Now the dough from BM is much smoother than the hand made one (due to our skill may be), it can rollout to really thin and crisp!
Ingredients (for 2 thin & crisp pizza bases)
A:
1/2 tsp salt
300g strong flour
1 tbsp olive oil
Grounded black pepper
B:
170ml lukewarm water
1/2tsp yeast
1tsp sugar
Method
1. Scale and put all ingredients under A: in bread pan in above list order.
2. Scale 170ml lukewarm water then pour the yeast and sugar, mix them well then pour it in to the bread pan.
3. Plug in the Bread Maker, place the bread pan in the BM, then select Pizza dough menu (Menu 22 for Panasonic SD-2501) and press Start button. Wait until the dough to be ready.
<To make pizza base>
1. Before dough become ready, scatter extra a hand full of strong flour on clean flat surface. You may need at least 40cm x 40cm clear surface for making dough.

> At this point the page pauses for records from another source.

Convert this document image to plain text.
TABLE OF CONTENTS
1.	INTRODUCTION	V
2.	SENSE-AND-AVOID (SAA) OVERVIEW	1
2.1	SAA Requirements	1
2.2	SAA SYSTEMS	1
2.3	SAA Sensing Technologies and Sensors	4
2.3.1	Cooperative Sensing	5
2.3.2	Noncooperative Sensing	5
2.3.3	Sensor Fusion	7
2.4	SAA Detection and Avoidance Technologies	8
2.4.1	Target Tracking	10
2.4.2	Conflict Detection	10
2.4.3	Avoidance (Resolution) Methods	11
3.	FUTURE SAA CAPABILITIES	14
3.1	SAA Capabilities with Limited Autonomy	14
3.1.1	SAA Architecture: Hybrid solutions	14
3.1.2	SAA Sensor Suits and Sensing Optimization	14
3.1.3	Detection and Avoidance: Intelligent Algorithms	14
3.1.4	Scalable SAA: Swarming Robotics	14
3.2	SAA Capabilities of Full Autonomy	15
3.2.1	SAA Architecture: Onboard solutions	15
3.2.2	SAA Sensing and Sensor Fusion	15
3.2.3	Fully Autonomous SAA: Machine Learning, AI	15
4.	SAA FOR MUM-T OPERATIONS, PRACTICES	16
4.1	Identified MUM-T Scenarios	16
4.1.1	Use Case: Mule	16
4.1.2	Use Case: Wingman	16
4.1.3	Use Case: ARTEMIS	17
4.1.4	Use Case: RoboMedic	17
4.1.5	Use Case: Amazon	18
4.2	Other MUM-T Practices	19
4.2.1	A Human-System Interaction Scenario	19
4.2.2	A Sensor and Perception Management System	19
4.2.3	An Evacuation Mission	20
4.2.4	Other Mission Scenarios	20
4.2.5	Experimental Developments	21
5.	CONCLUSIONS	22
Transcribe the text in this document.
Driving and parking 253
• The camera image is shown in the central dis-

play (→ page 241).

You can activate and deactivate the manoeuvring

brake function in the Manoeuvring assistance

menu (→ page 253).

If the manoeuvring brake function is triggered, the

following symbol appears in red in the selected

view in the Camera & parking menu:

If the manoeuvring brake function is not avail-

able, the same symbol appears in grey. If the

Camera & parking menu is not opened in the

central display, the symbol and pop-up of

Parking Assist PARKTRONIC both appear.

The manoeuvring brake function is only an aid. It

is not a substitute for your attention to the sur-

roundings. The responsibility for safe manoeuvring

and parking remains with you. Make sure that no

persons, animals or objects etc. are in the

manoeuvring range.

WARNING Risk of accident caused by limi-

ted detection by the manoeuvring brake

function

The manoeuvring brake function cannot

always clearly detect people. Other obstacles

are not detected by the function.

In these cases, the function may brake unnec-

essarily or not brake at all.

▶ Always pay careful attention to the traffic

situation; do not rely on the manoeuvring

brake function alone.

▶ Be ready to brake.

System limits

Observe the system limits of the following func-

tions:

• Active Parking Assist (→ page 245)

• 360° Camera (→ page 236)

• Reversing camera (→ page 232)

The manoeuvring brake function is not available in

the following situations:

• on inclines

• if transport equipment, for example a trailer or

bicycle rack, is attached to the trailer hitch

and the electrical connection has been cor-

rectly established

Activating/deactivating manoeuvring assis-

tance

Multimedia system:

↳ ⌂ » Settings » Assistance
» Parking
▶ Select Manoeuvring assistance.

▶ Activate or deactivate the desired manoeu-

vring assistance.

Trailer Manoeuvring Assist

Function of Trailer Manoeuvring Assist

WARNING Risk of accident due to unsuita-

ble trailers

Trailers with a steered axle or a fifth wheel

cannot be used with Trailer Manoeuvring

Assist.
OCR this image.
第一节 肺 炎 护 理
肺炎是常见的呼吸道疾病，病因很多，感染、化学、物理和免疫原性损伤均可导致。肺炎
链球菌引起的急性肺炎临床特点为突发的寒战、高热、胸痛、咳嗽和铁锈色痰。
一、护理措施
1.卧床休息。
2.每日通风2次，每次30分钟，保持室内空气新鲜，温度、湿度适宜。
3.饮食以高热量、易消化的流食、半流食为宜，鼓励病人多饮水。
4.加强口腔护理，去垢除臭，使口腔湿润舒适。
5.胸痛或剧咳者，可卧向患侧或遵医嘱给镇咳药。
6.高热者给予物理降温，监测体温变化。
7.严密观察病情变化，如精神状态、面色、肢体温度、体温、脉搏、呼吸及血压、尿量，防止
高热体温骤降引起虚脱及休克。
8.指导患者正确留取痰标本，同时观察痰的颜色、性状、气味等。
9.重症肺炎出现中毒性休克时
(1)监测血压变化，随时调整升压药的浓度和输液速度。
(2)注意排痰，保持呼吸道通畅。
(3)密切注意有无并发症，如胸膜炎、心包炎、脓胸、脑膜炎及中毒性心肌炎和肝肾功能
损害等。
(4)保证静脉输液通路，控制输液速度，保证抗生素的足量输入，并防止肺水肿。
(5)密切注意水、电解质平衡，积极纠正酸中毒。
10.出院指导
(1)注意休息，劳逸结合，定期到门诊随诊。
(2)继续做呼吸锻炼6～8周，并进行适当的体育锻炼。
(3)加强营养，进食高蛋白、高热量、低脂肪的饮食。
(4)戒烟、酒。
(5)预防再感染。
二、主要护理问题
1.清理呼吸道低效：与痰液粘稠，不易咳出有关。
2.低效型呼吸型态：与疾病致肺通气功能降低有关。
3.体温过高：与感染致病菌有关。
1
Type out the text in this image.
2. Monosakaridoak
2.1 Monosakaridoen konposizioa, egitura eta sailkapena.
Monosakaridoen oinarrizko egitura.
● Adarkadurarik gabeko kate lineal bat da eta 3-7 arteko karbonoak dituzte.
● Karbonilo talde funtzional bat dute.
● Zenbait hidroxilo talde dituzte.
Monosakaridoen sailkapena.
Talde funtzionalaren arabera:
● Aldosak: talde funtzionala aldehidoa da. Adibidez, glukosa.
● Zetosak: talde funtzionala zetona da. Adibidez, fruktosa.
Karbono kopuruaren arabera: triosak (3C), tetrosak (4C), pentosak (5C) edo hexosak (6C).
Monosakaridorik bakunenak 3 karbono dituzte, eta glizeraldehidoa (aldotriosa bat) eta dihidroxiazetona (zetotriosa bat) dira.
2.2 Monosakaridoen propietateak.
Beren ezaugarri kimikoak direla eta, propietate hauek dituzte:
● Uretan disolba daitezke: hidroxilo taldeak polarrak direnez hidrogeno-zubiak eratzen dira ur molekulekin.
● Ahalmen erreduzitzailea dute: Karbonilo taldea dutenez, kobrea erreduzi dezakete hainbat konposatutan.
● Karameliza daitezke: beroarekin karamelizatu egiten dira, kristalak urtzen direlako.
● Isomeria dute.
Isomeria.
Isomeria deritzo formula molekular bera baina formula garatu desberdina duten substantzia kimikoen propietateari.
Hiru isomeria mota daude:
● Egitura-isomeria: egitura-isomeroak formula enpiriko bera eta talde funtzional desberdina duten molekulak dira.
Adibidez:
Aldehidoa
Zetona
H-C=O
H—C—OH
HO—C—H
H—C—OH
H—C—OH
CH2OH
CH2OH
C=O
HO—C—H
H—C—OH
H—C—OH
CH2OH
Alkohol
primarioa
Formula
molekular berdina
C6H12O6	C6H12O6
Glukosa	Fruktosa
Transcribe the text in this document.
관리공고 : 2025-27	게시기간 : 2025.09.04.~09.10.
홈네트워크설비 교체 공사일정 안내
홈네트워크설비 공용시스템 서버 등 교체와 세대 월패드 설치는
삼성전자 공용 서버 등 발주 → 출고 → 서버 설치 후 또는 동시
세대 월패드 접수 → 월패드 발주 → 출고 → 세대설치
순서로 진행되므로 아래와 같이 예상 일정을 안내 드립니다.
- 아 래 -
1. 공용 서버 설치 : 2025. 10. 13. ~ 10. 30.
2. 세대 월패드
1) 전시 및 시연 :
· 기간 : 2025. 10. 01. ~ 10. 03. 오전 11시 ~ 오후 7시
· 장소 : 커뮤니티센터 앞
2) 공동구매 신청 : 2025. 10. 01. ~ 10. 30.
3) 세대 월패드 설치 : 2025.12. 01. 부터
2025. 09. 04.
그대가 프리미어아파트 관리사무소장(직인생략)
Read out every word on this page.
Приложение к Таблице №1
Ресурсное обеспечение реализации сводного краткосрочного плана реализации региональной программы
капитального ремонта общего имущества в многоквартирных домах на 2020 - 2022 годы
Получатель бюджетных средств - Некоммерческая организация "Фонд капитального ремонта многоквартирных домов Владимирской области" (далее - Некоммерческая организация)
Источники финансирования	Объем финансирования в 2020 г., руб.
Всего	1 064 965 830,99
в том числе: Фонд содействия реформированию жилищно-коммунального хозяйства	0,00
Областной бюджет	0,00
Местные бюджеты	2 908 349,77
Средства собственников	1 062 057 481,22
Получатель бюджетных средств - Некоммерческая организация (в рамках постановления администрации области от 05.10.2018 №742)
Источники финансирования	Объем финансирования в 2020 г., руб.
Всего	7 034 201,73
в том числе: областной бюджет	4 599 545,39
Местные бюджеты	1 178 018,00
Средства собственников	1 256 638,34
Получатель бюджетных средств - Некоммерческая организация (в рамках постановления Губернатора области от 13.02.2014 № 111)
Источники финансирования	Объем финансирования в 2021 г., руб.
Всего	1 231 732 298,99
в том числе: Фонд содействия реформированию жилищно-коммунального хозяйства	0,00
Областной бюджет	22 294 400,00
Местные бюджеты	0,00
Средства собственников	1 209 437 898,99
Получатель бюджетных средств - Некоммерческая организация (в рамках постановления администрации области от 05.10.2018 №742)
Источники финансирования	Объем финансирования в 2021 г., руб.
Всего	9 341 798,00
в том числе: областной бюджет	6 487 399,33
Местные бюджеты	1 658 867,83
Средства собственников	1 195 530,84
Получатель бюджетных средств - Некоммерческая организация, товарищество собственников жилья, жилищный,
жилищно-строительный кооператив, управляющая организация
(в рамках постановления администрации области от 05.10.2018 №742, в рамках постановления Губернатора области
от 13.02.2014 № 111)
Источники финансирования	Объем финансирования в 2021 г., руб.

2. Once the dough is ready (BM makes beeps), press the stop button, take the bread pan out from the BM, then take the dough out on to the floured table surface. Punch down the dough, cut it in to 2 pieces, and make them in balls then place one at aside.
3. Rollout one piece of dough in to roughly 25cm circle. Place it over the Pizza pan and cut off excesses using a knife. Now ready for toppings.
<To make more than 2 pizzas for one dinner>
1. Grease a baking tray or large plate with small amount of olive oil.
2. When the first dough is done, punch the dough in the bread pan, take the dough on to the greased tray then cut it in to 2 halves.
3. Take a bit of olive oil on your hands from the grease then make each half dough in a smooth ball, place them on the plate then cover it with a clean tea towel. (Keep enough space for dough to grow)
4. Keep them in cool place. Repeat the same above method and keep add more on the tray in same way.
5. The dough made earlier get more fermented than the last ones and will be slightly loose to handle. You may want to kneed it after punching the dough for a bit before rolling it out.